Poachers beware: Robot deer are roaming our woods, hunting for you

BURLINGTON, Wash. - Through the latest hunting season, Washington State Department of Fish and Wildlife workers used deer, bear, elk, grouse and other animal decoys to catch poachers.

But they're not just simple decoys. They're lifelike, made with real animal pelts and controlled by a remote control. The legs bend, the heads turn and the tails wag.

Robots, essentially.

"They seem real," said WDFW Sgt. Shawnn Vincent, showing Q13 News the deer decoys used to catch hunters in Skagit County. "They have real deer hide on it."

Often times, the deer decoys are used to catch hunters who are out after regulated hours.

During the season, hunting is allowed from about 6:30 a.m. to 7:30 p.m., depending on the month. Many poachers will go out after dark and use the spotlights on their car to temporarily blind the deer, making them slow to react. This is a poaching technique known as spotlighting.

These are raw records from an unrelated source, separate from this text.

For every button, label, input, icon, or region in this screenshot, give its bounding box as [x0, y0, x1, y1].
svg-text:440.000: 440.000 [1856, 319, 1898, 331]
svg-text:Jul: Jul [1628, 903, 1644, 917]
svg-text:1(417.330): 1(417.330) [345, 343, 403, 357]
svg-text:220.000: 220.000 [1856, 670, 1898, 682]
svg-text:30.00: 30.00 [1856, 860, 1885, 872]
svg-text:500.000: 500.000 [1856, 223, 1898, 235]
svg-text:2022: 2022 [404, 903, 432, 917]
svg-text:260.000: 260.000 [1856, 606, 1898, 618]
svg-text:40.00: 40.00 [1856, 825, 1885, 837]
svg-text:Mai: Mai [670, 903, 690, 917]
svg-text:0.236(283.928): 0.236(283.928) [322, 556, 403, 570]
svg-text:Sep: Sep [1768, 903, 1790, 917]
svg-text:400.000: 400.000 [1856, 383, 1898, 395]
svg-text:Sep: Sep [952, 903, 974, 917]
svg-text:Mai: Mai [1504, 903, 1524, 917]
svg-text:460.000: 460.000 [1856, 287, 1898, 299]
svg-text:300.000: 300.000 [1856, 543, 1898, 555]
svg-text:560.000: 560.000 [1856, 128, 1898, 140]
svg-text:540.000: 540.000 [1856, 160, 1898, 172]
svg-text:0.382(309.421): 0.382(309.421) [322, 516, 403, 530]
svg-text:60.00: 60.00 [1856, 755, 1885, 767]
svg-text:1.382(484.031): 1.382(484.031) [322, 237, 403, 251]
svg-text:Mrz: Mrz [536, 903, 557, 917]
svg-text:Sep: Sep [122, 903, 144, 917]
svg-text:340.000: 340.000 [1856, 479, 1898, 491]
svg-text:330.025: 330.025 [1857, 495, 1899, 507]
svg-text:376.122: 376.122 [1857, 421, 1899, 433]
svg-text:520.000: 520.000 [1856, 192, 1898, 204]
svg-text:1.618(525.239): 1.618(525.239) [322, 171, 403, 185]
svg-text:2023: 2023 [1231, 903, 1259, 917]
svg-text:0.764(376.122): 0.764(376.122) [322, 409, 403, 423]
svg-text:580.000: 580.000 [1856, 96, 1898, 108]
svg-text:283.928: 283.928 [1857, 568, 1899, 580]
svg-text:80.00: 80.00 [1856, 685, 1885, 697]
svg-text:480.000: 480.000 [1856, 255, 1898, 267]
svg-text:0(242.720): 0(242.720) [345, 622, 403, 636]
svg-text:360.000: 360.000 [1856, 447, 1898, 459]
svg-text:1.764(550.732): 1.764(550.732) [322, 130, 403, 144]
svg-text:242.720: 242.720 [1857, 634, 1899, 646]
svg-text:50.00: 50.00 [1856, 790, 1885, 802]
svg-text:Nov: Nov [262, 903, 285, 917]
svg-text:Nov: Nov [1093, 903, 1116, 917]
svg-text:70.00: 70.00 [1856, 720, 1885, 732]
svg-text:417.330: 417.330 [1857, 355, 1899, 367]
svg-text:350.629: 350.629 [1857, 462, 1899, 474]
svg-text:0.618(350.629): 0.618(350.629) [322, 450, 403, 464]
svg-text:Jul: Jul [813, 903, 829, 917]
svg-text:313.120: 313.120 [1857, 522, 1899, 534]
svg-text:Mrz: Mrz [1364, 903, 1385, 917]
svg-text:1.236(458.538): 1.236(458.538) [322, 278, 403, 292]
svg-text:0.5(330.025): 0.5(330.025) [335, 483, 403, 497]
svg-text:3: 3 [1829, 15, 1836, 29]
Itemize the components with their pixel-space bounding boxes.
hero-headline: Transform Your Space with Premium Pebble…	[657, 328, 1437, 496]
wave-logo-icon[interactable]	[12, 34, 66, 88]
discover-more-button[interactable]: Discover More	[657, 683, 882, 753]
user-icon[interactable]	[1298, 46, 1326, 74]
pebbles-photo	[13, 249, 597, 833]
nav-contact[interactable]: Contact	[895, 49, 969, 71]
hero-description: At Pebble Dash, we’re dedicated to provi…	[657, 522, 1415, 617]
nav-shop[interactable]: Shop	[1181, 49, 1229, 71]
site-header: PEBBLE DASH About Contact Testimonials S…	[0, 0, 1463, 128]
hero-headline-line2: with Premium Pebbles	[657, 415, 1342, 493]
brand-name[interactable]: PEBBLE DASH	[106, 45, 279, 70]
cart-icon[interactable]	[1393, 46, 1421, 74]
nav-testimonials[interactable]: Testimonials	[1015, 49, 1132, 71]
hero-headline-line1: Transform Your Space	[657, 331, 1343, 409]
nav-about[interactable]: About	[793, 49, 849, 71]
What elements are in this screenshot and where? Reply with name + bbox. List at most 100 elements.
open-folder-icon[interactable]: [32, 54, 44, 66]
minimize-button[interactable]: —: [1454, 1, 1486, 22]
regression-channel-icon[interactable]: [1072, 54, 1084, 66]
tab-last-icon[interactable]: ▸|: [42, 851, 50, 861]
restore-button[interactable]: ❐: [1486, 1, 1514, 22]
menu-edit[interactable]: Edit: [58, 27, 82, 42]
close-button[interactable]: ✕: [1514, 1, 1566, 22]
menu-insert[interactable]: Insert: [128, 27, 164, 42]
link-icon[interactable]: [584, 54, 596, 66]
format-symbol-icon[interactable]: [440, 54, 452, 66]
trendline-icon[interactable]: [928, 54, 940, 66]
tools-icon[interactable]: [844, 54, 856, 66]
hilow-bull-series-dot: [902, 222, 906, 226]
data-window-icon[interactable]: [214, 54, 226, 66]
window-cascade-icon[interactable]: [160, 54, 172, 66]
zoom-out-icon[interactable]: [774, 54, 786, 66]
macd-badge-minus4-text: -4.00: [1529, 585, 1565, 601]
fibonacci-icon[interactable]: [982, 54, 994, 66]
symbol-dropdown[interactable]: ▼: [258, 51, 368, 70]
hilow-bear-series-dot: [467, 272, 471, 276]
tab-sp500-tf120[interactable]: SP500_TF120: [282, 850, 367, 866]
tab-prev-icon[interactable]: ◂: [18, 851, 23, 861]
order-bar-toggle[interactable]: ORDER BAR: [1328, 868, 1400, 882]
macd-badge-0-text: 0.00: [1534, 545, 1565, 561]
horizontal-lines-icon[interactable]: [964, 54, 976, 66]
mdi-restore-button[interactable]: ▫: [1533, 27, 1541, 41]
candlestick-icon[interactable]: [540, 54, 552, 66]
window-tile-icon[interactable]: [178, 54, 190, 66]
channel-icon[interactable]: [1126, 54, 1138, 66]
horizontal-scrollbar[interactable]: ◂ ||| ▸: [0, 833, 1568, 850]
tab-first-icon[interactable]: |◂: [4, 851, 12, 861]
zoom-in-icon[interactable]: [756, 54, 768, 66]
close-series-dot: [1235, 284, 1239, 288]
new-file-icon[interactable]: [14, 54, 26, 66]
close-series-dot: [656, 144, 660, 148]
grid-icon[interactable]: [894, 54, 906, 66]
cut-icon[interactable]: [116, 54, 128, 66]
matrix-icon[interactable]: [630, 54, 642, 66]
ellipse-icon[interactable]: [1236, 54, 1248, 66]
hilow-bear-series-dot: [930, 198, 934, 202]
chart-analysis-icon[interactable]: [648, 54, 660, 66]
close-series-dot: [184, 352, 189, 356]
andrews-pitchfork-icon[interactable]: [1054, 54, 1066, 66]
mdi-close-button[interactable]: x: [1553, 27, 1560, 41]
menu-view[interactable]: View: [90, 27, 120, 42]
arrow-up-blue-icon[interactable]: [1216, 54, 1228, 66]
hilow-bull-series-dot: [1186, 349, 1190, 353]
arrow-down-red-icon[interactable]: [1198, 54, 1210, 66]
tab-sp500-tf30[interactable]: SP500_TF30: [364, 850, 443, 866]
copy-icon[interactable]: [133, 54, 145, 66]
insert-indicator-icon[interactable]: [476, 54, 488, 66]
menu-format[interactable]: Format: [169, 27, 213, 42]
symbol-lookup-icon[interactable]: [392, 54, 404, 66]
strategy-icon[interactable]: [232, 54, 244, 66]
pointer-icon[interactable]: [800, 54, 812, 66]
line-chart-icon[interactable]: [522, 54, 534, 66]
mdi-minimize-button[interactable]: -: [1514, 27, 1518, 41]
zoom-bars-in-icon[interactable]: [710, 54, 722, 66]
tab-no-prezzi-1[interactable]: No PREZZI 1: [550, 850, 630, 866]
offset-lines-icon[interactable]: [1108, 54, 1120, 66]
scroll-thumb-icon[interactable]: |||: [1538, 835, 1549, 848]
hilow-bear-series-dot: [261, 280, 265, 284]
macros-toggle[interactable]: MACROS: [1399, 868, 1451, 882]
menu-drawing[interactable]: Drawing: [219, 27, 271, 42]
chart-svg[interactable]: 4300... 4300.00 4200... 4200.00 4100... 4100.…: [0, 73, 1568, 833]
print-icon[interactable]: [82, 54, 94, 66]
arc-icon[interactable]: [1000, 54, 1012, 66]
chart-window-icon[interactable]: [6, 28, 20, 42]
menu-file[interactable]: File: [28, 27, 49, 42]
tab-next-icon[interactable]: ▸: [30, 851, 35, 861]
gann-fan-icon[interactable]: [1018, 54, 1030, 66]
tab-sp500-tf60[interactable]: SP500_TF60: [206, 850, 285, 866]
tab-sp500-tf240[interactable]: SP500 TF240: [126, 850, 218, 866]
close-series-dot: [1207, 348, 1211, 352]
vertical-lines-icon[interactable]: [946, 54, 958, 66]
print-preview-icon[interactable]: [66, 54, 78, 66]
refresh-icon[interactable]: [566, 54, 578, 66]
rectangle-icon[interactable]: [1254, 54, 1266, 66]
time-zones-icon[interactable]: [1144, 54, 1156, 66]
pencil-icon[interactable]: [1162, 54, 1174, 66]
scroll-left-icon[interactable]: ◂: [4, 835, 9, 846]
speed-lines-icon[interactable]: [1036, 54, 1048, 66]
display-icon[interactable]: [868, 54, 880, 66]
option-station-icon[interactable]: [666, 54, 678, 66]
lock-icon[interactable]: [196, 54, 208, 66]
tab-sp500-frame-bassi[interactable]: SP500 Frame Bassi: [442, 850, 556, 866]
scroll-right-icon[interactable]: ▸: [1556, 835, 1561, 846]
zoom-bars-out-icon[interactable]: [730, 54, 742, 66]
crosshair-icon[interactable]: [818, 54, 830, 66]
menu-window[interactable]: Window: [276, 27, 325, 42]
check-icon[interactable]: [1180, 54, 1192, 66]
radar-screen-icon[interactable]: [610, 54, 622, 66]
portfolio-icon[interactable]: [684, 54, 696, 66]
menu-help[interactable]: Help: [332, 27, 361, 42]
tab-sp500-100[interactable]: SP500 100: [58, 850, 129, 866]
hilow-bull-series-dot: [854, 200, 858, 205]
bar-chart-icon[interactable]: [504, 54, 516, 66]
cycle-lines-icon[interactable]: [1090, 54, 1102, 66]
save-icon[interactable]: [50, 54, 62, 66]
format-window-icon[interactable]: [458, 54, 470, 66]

It's effective, but illegal. It's also easy to spot. Fish and wildlife officers will put the robot deer on the roadside, wag its tail, and wait for poachers.

"We put (the decoys) on forest roads, anywhere people hunt," Vincent said.

The decoys are covered in real deerskin. The eyes glow in the headlights. It's only after a poacher shoots the deer and it doesn't move that the hunters know something is wrong.

"They know something is up after they shoot," Vincent said.

Wildlife officers go out often during the hunting season, which runs from September-November. Often, they don't get any poachers. But a few times, multiple parties have shot the deer in one night.

Six people were caught with the decoy deer this season in Skagit County alone. Vincent said dozens of poachers have been caught across the state.

Vincent said decoys are a great way to keep a healthy big-game population.

"Our populations - our deer, our elk, whatever in this state - they're not at the highest right now," Vincent said. "They've definitely been higher."

He sees cracking down on illegal shooting as a way to maintain a harvest for the future.

"Poaching and people going out and taking these illegally, it's taking away from the youth, the kids, everyone else," Vincent said. "This is just one way of combating that."

Anyone who spots a poacher is encouraged to call 911 or their local WDFW office.